If Maharaja Bhupindar Singh had been a whole time philanderer and trivializer, he would be of no interest whatsoever to a biographer. His attraction lies in his multidimensional personality- prince, patriot, philanthropist; polygamist, sportsman, soldier, statesman; lover of music, manuscripts, medals, High Mason and tantrik; adoring father, indifferent husband, loyal friend, generous patron, intrepid enemy, father of Indian cricket, and crafty politician - all at the same time.
The Maharaja was so prominent a public figure, that no aspect of his life could escape public scrutiny. He made no effort to cover his tracks. Much has been written about his seraglio which certainly existed. It was an intrigue-ridden golden cage, whose innumerable inmates lead luxurious if unexciting lives.
Maharaja Bhupindar Singh's senior Maharani was Bakhtavar Kaur. Only two of her seven children survived. The surviving son, Maharaja Yadvindra Singh, succeeded his father in 1938, earning in 1947 and subsequently, a name for himself.
The scope of this book limits me from writing about the numerous other members of this family, several of them individuals of uncommon talent, who have attained positions of eminence in administration, business, sports and politics at the national level.
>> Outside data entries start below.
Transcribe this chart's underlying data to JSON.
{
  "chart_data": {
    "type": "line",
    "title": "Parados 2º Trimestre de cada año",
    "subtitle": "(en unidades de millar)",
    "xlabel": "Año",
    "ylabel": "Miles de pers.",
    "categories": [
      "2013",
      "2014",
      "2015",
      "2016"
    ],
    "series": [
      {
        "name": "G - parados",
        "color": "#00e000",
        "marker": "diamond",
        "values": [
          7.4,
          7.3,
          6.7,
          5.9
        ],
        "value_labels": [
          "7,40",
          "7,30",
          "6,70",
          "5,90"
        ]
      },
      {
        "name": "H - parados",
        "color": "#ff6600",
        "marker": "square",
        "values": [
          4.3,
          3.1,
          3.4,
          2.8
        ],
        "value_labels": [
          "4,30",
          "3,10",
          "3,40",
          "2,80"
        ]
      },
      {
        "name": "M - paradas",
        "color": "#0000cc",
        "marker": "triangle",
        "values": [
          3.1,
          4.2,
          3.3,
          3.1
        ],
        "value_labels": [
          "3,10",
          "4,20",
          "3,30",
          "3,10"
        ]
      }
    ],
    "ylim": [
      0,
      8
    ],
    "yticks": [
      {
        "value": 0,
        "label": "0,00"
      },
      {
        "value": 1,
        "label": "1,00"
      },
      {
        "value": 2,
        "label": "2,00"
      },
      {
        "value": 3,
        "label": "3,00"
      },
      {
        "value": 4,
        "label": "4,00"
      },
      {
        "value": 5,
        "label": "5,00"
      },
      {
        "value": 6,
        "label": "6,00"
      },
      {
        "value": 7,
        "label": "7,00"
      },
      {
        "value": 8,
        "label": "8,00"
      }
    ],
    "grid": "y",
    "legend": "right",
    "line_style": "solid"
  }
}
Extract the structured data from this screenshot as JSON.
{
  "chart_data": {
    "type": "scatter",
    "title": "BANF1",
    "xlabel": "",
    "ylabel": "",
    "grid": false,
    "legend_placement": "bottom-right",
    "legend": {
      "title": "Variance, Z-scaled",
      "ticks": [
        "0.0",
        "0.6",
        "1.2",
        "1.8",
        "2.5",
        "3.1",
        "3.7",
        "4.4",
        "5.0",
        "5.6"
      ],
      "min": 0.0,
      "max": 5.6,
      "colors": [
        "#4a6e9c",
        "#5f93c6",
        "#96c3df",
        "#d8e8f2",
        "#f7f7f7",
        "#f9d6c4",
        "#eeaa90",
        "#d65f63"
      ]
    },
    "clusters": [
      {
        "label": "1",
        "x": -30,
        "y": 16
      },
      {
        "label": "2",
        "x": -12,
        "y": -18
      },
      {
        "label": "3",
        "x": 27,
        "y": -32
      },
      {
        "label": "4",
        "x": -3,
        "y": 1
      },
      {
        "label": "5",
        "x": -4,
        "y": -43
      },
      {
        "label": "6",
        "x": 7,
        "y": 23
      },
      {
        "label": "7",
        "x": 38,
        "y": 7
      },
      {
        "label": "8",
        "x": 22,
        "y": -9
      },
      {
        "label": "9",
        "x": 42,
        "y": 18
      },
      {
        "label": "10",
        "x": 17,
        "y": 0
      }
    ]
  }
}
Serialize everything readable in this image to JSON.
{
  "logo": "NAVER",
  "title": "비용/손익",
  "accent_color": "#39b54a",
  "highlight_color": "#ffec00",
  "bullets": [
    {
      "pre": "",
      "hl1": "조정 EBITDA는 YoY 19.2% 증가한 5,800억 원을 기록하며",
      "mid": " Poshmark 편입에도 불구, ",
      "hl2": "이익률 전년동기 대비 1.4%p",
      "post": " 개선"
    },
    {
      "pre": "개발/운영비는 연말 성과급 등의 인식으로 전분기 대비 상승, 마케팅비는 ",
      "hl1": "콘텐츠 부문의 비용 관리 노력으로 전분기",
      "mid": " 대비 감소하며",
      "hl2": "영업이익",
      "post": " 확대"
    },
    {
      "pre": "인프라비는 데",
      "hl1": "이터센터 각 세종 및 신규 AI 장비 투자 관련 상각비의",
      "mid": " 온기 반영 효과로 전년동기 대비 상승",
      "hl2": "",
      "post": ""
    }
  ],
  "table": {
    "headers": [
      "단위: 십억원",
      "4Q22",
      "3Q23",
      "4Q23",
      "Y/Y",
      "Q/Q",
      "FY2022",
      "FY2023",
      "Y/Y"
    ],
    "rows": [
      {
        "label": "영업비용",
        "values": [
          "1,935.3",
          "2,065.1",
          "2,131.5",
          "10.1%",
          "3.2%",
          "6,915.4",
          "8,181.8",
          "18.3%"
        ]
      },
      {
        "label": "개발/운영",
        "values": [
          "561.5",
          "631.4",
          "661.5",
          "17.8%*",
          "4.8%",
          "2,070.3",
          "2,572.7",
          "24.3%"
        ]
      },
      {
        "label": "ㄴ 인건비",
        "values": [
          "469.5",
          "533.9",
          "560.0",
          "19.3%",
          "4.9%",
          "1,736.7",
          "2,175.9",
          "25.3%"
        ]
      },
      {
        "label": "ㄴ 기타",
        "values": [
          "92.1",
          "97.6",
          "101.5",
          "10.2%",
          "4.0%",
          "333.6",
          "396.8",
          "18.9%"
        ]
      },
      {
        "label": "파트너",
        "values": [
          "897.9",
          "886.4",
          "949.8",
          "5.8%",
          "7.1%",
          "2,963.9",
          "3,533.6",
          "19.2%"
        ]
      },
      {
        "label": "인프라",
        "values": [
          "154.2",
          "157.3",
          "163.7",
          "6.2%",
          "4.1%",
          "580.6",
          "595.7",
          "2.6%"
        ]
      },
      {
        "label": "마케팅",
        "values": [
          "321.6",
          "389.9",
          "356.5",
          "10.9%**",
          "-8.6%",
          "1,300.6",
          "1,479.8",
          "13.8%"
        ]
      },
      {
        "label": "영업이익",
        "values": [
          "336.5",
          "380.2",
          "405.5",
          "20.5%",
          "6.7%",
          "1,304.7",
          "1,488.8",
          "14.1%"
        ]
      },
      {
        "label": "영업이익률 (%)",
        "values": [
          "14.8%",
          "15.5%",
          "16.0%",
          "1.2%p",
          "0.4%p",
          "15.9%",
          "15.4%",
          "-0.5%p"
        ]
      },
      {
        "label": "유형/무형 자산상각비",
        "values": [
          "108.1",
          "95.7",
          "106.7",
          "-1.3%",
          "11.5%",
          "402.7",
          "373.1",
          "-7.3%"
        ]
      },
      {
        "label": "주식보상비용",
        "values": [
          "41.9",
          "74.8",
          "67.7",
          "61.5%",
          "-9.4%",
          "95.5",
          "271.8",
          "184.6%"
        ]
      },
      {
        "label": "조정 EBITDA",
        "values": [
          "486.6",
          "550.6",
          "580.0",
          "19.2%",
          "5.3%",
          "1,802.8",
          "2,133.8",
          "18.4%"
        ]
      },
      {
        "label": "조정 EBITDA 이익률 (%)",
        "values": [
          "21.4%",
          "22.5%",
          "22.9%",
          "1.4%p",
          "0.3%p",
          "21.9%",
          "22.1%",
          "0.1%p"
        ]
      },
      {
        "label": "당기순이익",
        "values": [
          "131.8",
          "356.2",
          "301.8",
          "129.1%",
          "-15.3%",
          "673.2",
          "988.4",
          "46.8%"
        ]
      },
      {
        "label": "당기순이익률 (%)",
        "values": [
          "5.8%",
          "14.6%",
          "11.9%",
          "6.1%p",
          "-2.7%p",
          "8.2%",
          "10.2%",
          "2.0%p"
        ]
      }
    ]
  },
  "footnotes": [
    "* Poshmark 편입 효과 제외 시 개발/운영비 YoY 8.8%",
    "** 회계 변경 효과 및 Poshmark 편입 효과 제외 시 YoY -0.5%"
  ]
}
Favourable and discriminating write-ups on Maharaja Bhupindar Singh are not wanting. Among the most accurate and perceptive is one of the French traveler, Baron Jean Pellanc, who in his book, Diamonds and Dust, wrote:
Patiala seems the living incarnation of those omnipotent sovereigns of the past whose ungovernable personalities loom large across the eyes, men of the stamp of King Herod, Jenghiz Khan, or Henry VIII. None could embody more superbly the Eastern Prince of fairy-tales, the hero of our childish dreams, none more aptly illustrate the magnificence and despotic power of the last absolute monarchs.
After putting the Maharaja in such frightening company, the Baron proceeds to describe the physique and deportment of Bhupindar singh in some details:
There is much of the ideal tyrant in his physical appearance. Above a torso, bulky as a wine-cask, rises a huge, puissant head. Between the Sikh turban sitting well down upon his temples like a helmet, and black rolls of bread which like a chin piece wrap his neck and jaw, a dark face peers out as from the opening of a visor under the heavy, drooping lids of half-shut, whiteless eyes glow darkly; but behind their veil of feigned indifference lurks something rather ominous, an elemental force emanating from a world that is not ours and may well not be heaven. The large-lipped mouth is fleshy, intrinsically carnal, but with a fine amoral beauty of its own. There is something plethoric about the whole face, inordinately proud, brazenly authoritative.